The Ibrox chairman told us why
The roofs won’t fall down from the sky
And from this fact it’s very plain
Don’t go to Ibrox with your wean
A brick, a bolt, a bar, a girder
Might crush your skulls
It’s bluenose murder!
And even stupid huns can savvy
You’re probably best locked in the lavvie
At Ibrox half the fans or more
Are shitting themselves ’til their arse is sore
So let your watchword be ‘take care’
If you’re a zombie, hun or bear
And wear a hard hat on your head
Lest, like the club, you end up dead
In a rare bit of positive news, Rangers have struck a partnership agreement with Crowdstrike.
Bravo 👏
🤣🤣🤣🤣
What size is the bridge, Phil? Do you know of any unknown unknowns that I should know of? I’m offering a pound.
Very funny!
Liquidation, and not honouring contracts, has left the rangers brand toxic. By that I mean Rangers (1872-2-12) and Second Prize FC. How they get out of their financial hole I don’t know. Is it time for Liquidation v2.0?? I wouldn’t allow them to transfer the SFA membership to a 3rd company. I would also expect a future liquidator to sell Ibrox and Murray Park elsewhere. Also, I would expect the SFA (despite previous bias) to introduce financial fair play regulations. Where Third Prize FC play or what league they play in would require an open and honest discussion. Bottom of the football pyramid up here??

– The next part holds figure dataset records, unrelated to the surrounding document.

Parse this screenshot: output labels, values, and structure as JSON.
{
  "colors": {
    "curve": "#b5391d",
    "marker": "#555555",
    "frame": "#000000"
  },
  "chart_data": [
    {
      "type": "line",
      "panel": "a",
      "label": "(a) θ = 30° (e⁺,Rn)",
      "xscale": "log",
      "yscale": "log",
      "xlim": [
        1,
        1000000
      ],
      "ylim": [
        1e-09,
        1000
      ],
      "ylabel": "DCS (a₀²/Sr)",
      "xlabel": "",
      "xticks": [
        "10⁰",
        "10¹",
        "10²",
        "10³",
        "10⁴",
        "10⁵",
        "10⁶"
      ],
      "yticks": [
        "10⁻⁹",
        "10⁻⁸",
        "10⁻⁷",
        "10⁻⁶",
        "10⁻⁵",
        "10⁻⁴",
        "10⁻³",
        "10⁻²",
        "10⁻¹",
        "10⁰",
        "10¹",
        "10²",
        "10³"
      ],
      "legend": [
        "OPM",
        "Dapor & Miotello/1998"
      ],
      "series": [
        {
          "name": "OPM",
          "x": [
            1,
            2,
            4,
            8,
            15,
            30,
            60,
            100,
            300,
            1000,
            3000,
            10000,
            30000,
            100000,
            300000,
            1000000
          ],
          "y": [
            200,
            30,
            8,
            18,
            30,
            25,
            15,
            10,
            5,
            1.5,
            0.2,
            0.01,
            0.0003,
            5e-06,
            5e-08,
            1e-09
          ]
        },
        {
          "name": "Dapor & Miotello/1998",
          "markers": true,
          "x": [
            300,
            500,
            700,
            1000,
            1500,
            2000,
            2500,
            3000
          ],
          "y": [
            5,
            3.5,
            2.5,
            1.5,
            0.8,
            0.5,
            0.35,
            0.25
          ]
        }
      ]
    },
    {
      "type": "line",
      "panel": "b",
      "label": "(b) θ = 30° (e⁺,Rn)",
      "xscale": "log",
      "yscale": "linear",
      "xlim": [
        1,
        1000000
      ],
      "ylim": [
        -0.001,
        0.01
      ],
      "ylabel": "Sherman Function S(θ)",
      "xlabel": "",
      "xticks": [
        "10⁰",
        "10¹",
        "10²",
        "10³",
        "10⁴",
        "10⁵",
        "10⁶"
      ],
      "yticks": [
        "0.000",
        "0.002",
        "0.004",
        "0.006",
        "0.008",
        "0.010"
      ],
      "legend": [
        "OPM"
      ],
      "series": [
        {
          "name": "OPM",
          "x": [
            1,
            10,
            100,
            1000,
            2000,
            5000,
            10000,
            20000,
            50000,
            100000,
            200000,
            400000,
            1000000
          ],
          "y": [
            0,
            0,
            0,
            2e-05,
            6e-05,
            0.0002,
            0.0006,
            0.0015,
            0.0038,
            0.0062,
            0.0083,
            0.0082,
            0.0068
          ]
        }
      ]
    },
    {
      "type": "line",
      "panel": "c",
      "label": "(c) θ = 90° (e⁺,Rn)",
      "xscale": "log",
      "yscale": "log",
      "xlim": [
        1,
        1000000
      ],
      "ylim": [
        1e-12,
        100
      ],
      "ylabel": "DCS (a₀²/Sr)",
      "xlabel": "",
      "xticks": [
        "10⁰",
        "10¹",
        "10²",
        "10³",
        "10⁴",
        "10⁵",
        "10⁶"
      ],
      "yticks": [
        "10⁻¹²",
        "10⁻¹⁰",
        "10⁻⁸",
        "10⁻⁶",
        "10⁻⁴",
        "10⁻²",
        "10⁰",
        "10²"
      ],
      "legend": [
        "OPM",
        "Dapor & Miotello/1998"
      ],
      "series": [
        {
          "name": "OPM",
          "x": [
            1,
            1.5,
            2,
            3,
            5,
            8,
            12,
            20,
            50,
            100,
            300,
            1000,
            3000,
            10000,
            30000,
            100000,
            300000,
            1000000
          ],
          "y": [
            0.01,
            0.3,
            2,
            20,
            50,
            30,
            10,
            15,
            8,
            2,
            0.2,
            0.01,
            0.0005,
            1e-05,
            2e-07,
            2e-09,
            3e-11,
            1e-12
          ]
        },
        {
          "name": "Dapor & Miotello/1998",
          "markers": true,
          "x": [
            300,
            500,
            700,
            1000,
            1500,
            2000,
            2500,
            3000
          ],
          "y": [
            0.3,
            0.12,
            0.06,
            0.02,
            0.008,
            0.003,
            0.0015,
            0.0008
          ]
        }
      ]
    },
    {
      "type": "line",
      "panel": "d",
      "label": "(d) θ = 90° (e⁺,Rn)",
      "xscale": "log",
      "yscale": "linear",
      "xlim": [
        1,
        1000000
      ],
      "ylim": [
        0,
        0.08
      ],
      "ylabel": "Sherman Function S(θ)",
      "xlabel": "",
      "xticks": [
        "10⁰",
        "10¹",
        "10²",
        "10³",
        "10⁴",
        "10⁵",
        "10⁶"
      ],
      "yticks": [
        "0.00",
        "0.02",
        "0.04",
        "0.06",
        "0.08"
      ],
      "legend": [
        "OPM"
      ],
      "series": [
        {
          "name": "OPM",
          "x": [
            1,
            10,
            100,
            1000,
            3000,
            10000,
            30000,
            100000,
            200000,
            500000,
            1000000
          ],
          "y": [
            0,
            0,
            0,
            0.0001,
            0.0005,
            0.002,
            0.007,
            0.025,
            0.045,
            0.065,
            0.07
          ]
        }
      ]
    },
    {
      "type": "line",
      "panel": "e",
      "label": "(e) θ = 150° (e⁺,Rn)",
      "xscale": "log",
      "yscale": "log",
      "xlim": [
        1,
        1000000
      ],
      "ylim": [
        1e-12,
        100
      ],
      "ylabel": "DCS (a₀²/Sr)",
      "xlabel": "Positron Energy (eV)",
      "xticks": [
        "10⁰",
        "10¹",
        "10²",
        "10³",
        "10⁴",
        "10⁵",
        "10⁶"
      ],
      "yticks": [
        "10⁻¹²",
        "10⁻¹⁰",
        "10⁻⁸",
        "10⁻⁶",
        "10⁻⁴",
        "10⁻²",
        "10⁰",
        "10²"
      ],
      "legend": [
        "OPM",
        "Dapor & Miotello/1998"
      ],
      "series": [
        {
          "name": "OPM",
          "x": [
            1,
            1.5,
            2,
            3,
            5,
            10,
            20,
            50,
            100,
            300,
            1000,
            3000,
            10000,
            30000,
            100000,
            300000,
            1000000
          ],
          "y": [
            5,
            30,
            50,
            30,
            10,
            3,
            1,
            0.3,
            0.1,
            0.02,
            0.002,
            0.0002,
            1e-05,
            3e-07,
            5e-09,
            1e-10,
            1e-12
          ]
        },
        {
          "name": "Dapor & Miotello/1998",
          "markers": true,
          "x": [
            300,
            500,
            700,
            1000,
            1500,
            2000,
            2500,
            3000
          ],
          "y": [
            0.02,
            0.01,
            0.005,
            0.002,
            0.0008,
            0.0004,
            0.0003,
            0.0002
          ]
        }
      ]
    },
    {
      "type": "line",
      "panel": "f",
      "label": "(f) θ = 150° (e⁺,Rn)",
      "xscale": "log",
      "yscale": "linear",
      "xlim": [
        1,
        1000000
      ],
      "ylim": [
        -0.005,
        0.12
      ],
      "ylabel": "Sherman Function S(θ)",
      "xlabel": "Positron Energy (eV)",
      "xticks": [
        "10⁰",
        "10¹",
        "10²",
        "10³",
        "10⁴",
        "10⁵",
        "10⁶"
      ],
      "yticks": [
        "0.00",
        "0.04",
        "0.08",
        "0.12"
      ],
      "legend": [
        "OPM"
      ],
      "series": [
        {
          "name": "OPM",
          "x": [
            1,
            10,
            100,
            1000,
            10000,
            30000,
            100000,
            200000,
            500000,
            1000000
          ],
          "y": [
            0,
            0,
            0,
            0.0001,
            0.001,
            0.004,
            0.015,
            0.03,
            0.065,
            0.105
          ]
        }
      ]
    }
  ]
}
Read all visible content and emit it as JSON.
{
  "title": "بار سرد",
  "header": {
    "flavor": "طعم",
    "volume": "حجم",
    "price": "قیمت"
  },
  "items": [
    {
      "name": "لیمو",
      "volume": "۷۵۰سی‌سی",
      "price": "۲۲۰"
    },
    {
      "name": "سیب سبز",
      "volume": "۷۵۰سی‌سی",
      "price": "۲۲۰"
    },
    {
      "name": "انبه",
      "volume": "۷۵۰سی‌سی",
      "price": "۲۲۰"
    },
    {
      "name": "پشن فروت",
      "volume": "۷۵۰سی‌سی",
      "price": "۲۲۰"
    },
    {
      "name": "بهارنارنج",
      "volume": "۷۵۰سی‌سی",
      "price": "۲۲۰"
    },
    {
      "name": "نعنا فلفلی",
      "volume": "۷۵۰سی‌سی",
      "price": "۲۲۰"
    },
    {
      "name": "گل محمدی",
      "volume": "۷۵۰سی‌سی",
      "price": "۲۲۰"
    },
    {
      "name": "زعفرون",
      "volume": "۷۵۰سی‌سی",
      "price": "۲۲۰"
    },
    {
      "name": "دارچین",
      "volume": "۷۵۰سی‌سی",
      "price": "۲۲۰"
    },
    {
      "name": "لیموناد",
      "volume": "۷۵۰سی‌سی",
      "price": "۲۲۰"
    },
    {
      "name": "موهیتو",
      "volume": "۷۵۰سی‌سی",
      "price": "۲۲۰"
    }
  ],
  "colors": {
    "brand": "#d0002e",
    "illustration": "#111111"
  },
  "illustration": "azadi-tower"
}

They won’t be liquidated. No single individual creditor is owed enough to block a CVA, and it would be in no ones interest in any case.
It’s possible that that they might go into administration, but that is only a 15 points reduction. A 15 points deduction last season would still have seen them finishing second. Indeed it would have taken a deduction of more than FIFTY POINTS to put them in the blay off place!!
Administration could, though, cripple them financially for years, and I think, prevent them from playing in Europe. IF such a scenario WERE to unfold there would be a great wailing and gnashing of false teeth amongst the people, and much merriment and laughing amongst the “friends” they made on the “journey”!!
Is that crane holding the whole place up?🤔
Oh I do hope so. My birthday was 2 days ago. An insolvency event would be a marvellous late birth present!
and mine was the 11th, if I’d been born 50 mins. later i was to be flushed doon the Pan.
I-Beam with joy every time I read about the delays with building works at ibrox.
It’s beginning to look more like an extinction level event by the day.